Weniger Schmerzen, kürzerer Klinikaufenthalt, präzisere Schnitte: Die radikale Entfernung der Prostata (Prostatektomie) mit Hilfe des Da Vinci-Roboters gewinnt zunehmend an Popularität. Heute verfügen zahlreiche Kliniken und Prostatazentren über die Robotertechnik. Trotz der hohen Anschaffungskosten von knapp 2 Millionen Euro plus der jährlichen Wartungskosten werden derzeit in Deutschland mehr als 30 Prozent der Prostata-Operationen roboterassistiert durchgeführt.
Da Vinci: Roboter-assistierte Operation
Genauso wie bei der Prostataentfernung mittels Schlüssellochchirurgie (laparoskopische Prostataektomie) erfolgt der Zugang bei der Roboter-OP über wenige Millimeter große Hautschnitte im Unterbauch. Der „Operationsroboter“ besteht im Wesentlichen aus 2 Komponenten. Der Steuerkonsole, die vom Chirurgen bedient wird und dem mehrarmigen Operationsassistenten, der am Patienten positioniert wird. Eine hochauflösende dreidimensionale Sicht, starke Vergrößerung des Operationsfeldes sowie eine verbesserte Bewegungsmöglichkeit der Instrumente erlauben dem Chirurgen eine sehr präzise Instrumentenführung. Diese Vorgehensweise heißt Roboter-assistierte radikale Prostatektomie oder Prostataentfernung mit dem Da Vinci-System. Befürworter dieser Methode versprechen Patienten mit Prostatakrebs weniger Komplikationen wie Inkontinenz und Impotenz und darüber hinaus bessere Heilungsraten.

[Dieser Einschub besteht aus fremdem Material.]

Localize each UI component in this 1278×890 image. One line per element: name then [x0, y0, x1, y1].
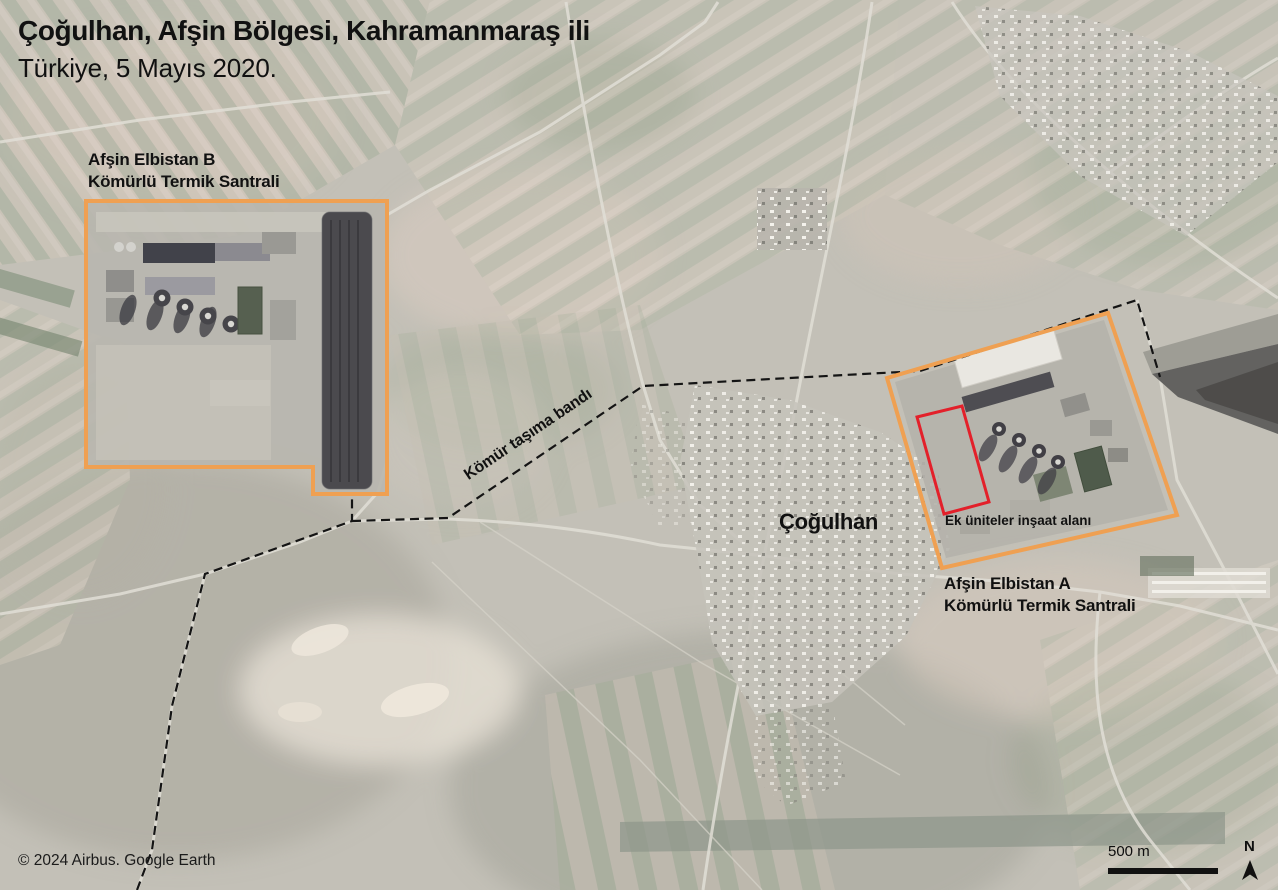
construction-area-outline [917, 406, 989, 514]
plant-a-outline [887, 313, 1177, 568]
plant-a-label: Afşin Elbistan A Kömürlü Termik Santrali [944, 573, 1136, 617]
annotation-overlay [0, 0, 1278, 890]
plant-a-label-line1: Afşin Elbistan A [944, 573, 1136, 595]
map-subtitle: Türkiye, 5 Mayıs 2020. [18, 54, 277, 83]
town-label: Çoğulhan [779, 510, 878, 534]
plant-b-label: Afşin Elbistan B Kömürlü Termik Santrali [88, 149, 280, 193]
plant-b-outline [86, 201, 387, 494]
plant-a-label-line2: Kömürlü Termik Santrali [944, 595, 1136, 617]
plant-b-label-line1: Afşin Elbistan B [88, 149, 280, 171]
scale-bar [1108, 868, 1218, 874]
north-arrow-icon [1240, 858, 1260, 882]
satellite-map-figure: Çoğulhan, Afşin Bölgesi, Kahramanmaraş i… [0, 0, 1278, 890]
imagery-attribution: © 2024 Airbus. Google Earth [18, 852, 216, 869]
construction-area-label: Ek üniteler inşaat alanı [945, 514, 1091, 529]
plant-b-label-line2: Kömürlü Termik Santrali [88, 171, 280, 193]
conveyor-route-dashed-west [137, 494, 352, 890]
scale-label: 500 m [1108, 844, 1150, 861]
north-label: N [1244, 839, 1255, 856]
map-title: Çoğulhan, Afşin Bölgesi, Kahramanmaraş i… [18, 16, 590, 47]
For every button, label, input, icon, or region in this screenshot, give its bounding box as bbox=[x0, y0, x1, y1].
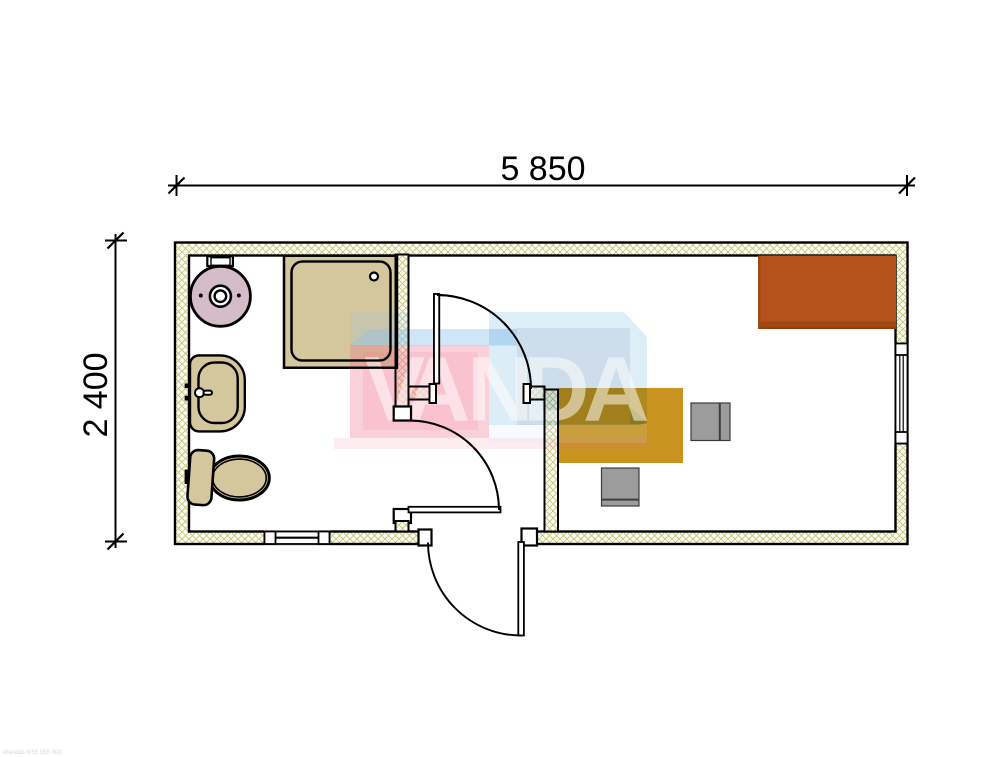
svg-text:Vilandas 8/55 955 003: Vilandas 8/55 955 003 bbox=[2, 750, 62, 756]
svg-text:2 400: 2 400 bbox=[77, 352, 115, 437]
svg-text:VANDA: VANDA bbox=[364, 339, 649, 441]
svg-text:5 850: 5 850 bbox=[500, 150, 585, 188]
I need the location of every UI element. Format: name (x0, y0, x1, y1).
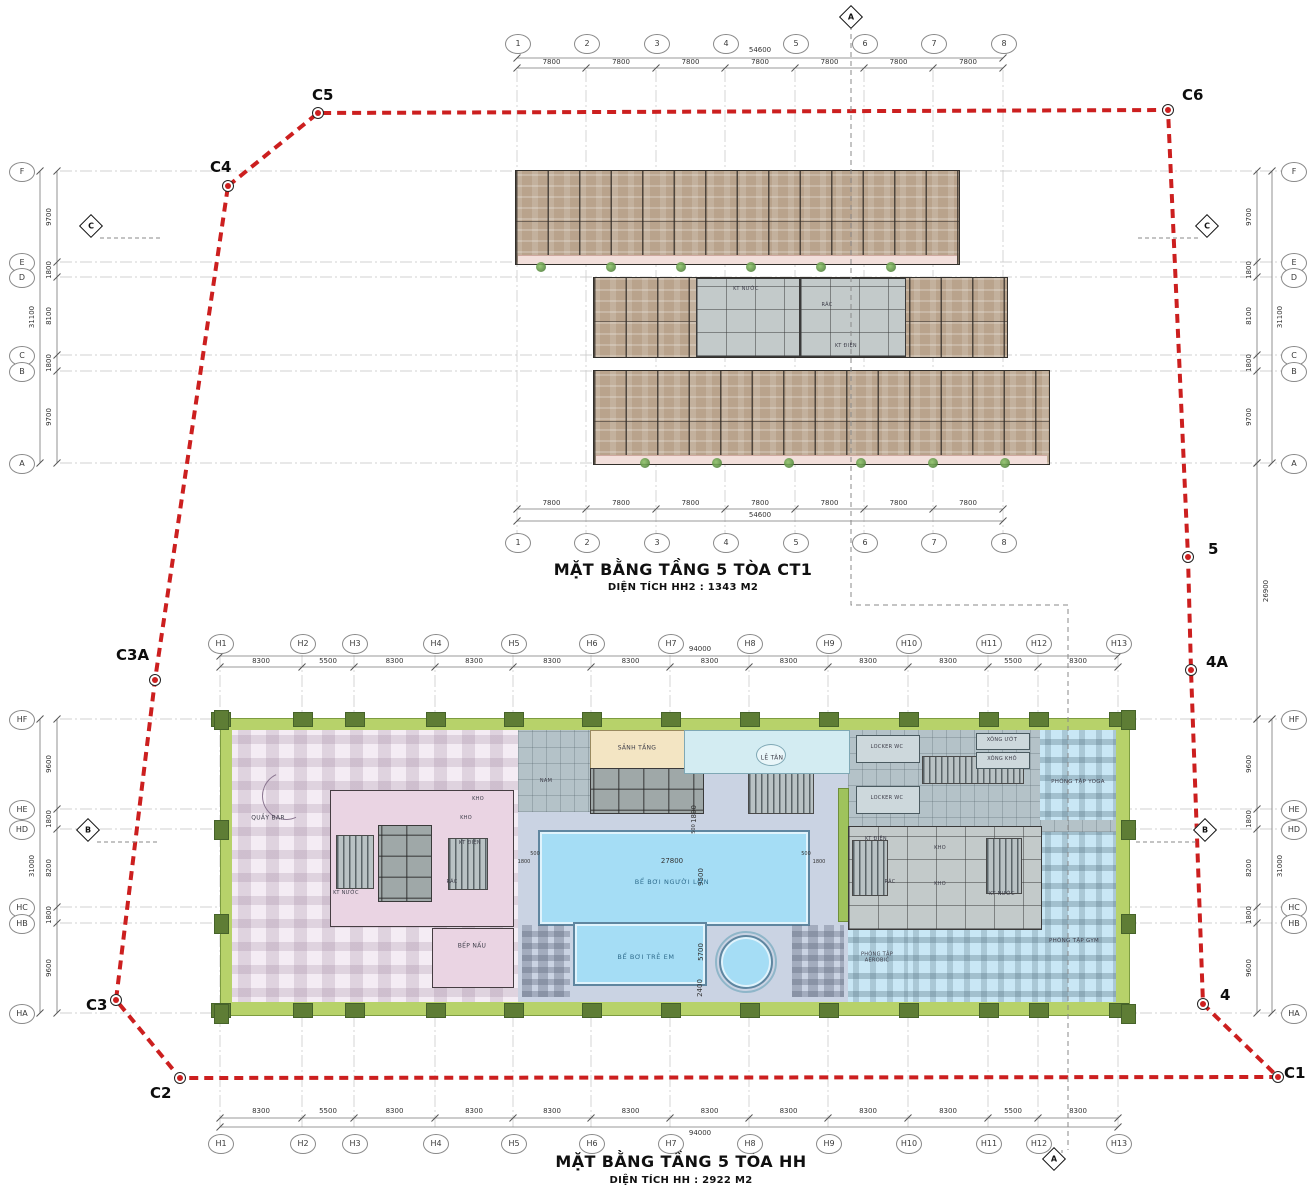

Roboter-assistierte Prostatektomie ohne Vorteile für Harnkontinenz und Sexualfunktion
Obwohl das System nun schon seit fast 20 Jahren auf dem Markt ist, ist die wissenschaftliche Studienlage erstaunlich dünn. Bislang gibt es nur eine einzige Studie, die beide OP-Techniken direkt miteinander vergleicht. Dazu wurden von August 2010 bis November 2014 insgesamt 308 Patienten mit lokalisiertem Prostatakarzinom nach dem Zufallsprinzip auf eine Roboter-assistierte laparoskopische Prostatektomie oder eine konventionelle radikale Prostatektomie mittels Bauchschnitt (retropubische Prostatektomie) zugeordnet. Die australische Studie wurde 2018 in der renommierten Fachzeitschrift „The Lancet“ veröffentlicht1. Die Ergebnisse zeigen, dass der Operationsroboter bei den wichtigsten postoperativen Risiken einer Prostata-Entfernung nicht besser abschneidet: Nach 6, 12 und 24 Monaten klagten jeweils gleich viele Patienten über Inkontinenz und Impotenz – unabhängig davon, ob sie minimalinvasiv mit dem Da Vinci-Roboter oder offen mit der herkömmlichen Methode operiert wurden. Ein ähnliches Ergebnis zeigt ein 2017 veröffentlichtes Review2, in dem beide Methoden an insgesamt 446 Männern mit Prostatakrebs verglichen wurden. Auch hier fanden die Studienautoren keine Verbesserung der Lebensqualität der Männer bezogen auf ihre Kontinenz und Sexualfunktion, nachdem sie sich einer Roboter-assistierten OP unterzogen hatten.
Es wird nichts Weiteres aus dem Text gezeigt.